Gaining a complete understanding of condition will help effectively prevent liver abscesses.

March 21, 2024

3 Min Read

Scientists from the USDA’s Agricultural Research Service (ARS), Texas Tech University, Kansas State University, and West Texas A&M University are collaborating on finding reliable and repeatable liver abscess models to learn the triggers in cattle that not only negatively impacts animal well-being but also causes liver condemnations and may lead to increased carcass trimming and an overall decrease in profitability.

The first successful model study, recently published in the Journal of Animal Science,  is part of a series of studies conducted at the USDA-ARS Livestock Issues Research Unit in Lubbock, Texas, that aim to find solutions to both an animal well-being problem as well as a condition that is costing the industry millions of dollars.

Cattle with liver abscesses can experience health problems and reduced growth and feed efficiency. However, cattle with liver abscesses don’t show clinical signs and are generally identified too late –at harvest. The economic losses associated with this condition in cattle can be as high as $400 million annually. The knowledge gained from these models will help develop preventive interventions.

"After decades of studies, researchers haven't found an accurate way to predict nor diagnose liver abscesses, because of the complexity of the disease," said Rand Broadway, a research scientist with the Livestock Issues Research Unit. "Our study is a huge collaborative effort between USDA and academic partners to develop a liver abscess model in cattle that can help us better understand how liver abscess formation begins. We are constantly learning about the causes and development of these abscesses."

This model consistently showed a 50% prevalence, which is important for researchers to study liver abscess development and prevention strategies, particularly in calves entering the beef supply chain from dairy origin. In addition, the model continues to be improved in an effort to mimic “real-world” disease etiology while examining the physiological changes in the animal to better understand root causes of the disease.  

Currently, the primary treatment to prevent liver abscesses in cattle has been in-feed antibiotics. However, antibiotics have come under more scrutiny by the general public, and alternatives to antibiotics are being sought.

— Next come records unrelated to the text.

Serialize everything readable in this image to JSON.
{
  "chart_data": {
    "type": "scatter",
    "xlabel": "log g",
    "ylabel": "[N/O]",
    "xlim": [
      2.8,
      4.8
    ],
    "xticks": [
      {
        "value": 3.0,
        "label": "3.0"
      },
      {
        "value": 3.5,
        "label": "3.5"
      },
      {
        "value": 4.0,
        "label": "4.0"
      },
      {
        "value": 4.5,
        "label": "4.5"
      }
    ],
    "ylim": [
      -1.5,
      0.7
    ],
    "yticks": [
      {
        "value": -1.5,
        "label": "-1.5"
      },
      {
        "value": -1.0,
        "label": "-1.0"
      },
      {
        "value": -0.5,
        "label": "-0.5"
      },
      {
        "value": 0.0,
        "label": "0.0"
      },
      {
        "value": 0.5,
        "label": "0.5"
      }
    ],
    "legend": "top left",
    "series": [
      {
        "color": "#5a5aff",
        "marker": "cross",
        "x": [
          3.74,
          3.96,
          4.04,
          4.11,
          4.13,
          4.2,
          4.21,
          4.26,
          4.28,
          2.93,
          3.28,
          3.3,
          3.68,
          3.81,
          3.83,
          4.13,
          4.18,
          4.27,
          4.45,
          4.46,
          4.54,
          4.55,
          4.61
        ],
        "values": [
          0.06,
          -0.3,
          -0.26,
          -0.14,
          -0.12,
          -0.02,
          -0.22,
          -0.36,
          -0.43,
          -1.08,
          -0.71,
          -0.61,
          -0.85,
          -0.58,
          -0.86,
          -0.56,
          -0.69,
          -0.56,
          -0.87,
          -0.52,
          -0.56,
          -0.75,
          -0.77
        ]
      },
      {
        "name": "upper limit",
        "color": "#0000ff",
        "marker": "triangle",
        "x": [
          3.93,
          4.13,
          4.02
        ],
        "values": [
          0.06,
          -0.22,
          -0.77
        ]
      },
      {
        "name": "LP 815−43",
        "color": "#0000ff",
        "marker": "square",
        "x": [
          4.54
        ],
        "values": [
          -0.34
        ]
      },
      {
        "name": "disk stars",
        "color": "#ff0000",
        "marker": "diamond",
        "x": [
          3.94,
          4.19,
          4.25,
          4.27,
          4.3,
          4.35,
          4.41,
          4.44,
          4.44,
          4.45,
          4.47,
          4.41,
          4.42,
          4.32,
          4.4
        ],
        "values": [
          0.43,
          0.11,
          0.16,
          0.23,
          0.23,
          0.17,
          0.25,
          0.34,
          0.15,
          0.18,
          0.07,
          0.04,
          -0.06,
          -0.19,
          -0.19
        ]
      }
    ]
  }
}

"We are trying to ensure this model is effective and applicable to test non-antibiotic interventions in the future," added Broadway. "We seek to use the knowledge gained from these models to develop different alternative interventions, such as nutrition management strategies."

In the study, scientists work with dairy and dairy beef cross steers, the population of cattle that most commonly suffer from this infection. They tested two diets (a high grain-based and forage-based) and three bacteria commonly found in liver abscesses [Fusobacterium necrophorum subsp. necrophorum, Trueperella pyogenes, and Salmonella enterica serovar Lubbock]. The results from the high-grain diet model were found to be more reliable, leading scientists to focus more on this model.

Most people associate liver abscesses in cattle with a high-energy diet. The theory is that when cattle are fed elevated grain levels, highly fermentable starch in the rumen is rapidly fermented by bacteria, causing a drop in rumen pH. This acidity causes damage to the rumen lining, allowing bacteria to travel into the blood, reaching the liver and other organs where they can cause infection. However, it is still unknown with accuracy the exact route that these bacteria take to cause infection or injury to the liver.

Scientists discovered that the bacteria associated with liver abscesses in cattle may not always originate from the rumen. An alternative route may be bacterial travel from the lower gastrointestinal tract. The research showed that in some cases, when these bacteria were not detected in the acidic rumen environment caused by a high-grain diet, no liver abscesses were detected. However, when scientists introduced bacteria directly to the rumen, they observed the formation of liver abscesses and were able to isolate the bacteria from the infected sites.

The study confirms that an acidotic diet, combined with bacterial inoculation in the rumen, can be used as a model to induce liver abscesses. However, further research is being conducted at USDA to determine the consistency of the model before it can be used to evaluate new interventions to prevent this complex infection.